CRISE HIPERTENSIVA: UMA PROPOSTA DE PROTOCOLO APLICADA AO DEPARTAMENTO DE EMERGÊNCIA

Área: Hospitalar

HELIO PENNA GUIMARÃES

Jorge Luis Al-Contar
Carlos Alberto Lopes

iNTRODUÇÃO:Em acordo ao Joint National Committee on Prevention, Diagnosis and Treatment of High Blood Pressure (JNC-7), a crise hipertensiva é definida como a elevação aguda da pressão artéria sistólica (PAS) > 180 mmHg e pressão arterial diastólica (PAD) > 120 mmHg. As urgências hipertensivas são responsáveis por 60-80% dos casos diagnosticados de crise hipertensiva, enquanto as emergências respondem por 20-40%. Trata-se de diagnóstico frequente no Departamento de emergência e com larga variação de condutas, demandando necessidade de uniformização e controle de qualidade assistencial.
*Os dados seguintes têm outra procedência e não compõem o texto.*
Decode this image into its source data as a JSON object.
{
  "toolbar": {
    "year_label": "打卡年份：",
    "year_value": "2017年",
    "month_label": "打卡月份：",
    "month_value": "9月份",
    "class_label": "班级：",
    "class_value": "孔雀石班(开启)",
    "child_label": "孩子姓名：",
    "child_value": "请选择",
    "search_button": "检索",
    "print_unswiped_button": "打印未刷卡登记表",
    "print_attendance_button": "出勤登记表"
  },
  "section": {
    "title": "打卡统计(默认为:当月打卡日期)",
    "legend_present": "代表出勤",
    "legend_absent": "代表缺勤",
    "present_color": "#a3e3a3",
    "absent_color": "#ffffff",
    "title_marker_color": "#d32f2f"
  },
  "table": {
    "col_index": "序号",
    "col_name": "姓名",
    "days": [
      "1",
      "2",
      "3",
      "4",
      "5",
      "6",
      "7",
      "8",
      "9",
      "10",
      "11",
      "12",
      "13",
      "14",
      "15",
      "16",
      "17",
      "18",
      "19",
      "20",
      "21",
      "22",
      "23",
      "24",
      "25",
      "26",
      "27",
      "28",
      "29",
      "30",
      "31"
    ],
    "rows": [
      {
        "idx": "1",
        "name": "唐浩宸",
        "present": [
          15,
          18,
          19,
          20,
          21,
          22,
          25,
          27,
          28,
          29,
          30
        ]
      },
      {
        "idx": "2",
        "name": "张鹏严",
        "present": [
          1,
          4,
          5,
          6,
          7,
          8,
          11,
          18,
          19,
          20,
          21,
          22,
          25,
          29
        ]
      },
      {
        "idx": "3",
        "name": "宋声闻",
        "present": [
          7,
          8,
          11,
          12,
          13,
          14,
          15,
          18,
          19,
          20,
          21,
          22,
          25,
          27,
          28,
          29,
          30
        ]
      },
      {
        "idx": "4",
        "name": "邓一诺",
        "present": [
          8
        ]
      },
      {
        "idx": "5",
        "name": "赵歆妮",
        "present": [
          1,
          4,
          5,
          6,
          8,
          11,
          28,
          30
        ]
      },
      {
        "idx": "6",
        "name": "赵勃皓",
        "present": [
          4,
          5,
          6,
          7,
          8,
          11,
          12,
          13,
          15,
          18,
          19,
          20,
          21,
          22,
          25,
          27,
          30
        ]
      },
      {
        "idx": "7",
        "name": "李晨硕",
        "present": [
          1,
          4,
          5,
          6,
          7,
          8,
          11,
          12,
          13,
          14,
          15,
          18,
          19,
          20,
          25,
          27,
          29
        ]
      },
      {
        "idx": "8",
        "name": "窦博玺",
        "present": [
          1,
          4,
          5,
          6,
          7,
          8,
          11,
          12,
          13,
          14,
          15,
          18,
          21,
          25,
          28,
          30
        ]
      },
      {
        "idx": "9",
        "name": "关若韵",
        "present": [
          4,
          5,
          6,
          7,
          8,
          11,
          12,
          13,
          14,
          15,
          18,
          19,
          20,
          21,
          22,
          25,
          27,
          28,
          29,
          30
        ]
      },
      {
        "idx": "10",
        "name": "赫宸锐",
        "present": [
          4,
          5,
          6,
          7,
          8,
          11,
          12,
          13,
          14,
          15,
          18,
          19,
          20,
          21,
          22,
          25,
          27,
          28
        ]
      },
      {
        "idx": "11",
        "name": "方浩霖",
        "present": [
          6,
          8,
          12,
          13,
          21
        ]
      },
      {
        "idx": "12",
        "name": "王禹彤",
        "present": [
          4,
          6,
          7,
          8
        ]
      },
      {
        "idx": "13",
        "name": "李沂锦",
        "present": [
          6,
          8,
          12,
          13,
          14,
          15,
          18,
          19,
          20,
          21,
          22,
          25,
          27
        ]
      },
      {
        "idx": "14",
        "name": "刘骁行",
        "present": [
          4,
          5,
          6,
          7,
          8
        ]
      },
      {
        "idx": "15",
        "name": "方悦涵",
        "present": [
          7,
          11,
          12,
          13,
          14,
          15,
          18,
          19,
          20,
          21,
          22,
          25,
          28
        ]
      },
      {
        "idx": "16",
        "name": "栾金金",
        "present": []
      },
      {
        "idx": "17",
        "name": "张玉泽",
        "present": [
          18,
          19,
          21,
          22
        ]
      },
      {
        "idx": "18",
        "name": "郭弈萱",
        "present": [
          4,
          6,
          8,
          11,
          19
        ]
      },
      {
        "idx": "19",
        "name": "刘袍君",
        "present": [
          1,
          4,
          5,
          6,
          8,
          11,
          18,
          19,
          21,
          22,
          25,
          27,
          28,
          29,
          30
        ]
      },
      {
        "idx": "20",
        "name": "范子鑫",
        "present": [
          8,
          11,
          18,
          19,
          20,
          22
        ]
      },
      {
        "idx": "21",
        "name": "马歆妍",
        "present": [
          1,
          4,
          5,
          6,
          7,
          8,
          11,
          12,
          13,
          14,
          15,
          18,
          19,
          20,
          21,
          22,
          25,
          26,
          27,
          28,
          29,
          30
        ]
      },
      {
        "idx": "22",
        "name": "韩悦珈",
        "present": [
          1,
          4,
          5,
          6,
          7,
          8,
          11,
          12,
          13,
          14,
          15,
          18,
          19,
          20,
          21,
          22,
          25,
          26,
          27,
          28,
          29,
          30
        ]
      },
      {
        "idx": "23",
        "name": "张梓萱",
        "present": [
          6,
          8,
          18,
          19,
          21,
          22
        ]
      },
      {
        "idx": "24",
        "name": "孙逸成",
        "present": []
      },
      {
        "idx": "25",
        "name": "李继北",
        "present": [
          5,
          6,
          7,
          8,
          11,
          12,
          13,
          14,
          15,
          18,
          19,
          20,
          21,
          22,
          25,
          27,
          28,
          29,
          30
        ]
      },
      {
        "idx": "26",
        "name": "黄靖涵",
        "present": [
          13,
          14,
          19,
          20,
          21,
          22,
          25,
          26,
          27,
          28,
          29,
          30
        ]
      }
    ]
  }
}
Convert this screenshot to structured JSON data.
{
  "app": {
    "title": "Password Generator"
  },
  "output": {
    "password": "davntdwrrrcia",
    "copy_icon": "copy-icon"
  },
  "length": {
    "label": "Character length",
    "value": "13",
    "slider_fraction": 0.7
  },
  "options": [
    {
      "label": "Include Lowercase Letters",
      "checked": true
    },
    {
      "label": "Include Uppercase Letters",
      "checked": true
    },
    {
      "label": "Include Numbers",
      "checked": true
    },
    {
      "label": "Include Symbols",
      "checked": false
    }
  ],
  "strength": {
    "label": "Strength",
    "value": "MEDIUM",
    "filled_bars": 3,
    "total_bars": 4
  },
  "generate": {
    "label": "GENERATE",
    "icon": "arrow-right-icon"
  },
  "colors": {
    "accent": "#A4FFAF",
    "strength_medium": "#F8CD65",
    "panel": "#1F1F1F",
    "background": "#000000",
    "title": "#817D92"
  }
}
METODOS:Baseando-se em evidências avaliando a eficácia e/ou efetividade de de ferramentas de melhoria de prática clínica, propõem-se uma estratégia multifacetada como uso de lembretes, workshops, algoritmos, cartazes e case-manager. Resultados/Discussão:Há 5 principais motivos para não adesão à uma diretriz assistencial:falta de familiaridade, discordância, falta de auto-eficácia e falta de expectativa de sucesso. O presente projeto cria fluxogramas representativos orientando o médico a evitar os erros, e mostrar a condução mais efetiva dos casos. Uma tabela de fármacos recomendados para cada situação e uma etiqueta para melhor identificar o paciente no pronto-socorro são outras ferramentas propostas. CONCLUSÃO: A adoção de protocolos respaldados e definidos a partir da melhor evidência científica disponível contribui para a obtenção de melhores resultados na saúde da população, e na diminuição de custos. As diversas dissociações entre ações da prática clínica e a medicina baseada em evidência ainda são observadas em diversos estudos internacionais demonstrando que mesmo procedimentos fortemente recomendados ainda tem grande variação em seu uso, por erros de comissão ou omissão.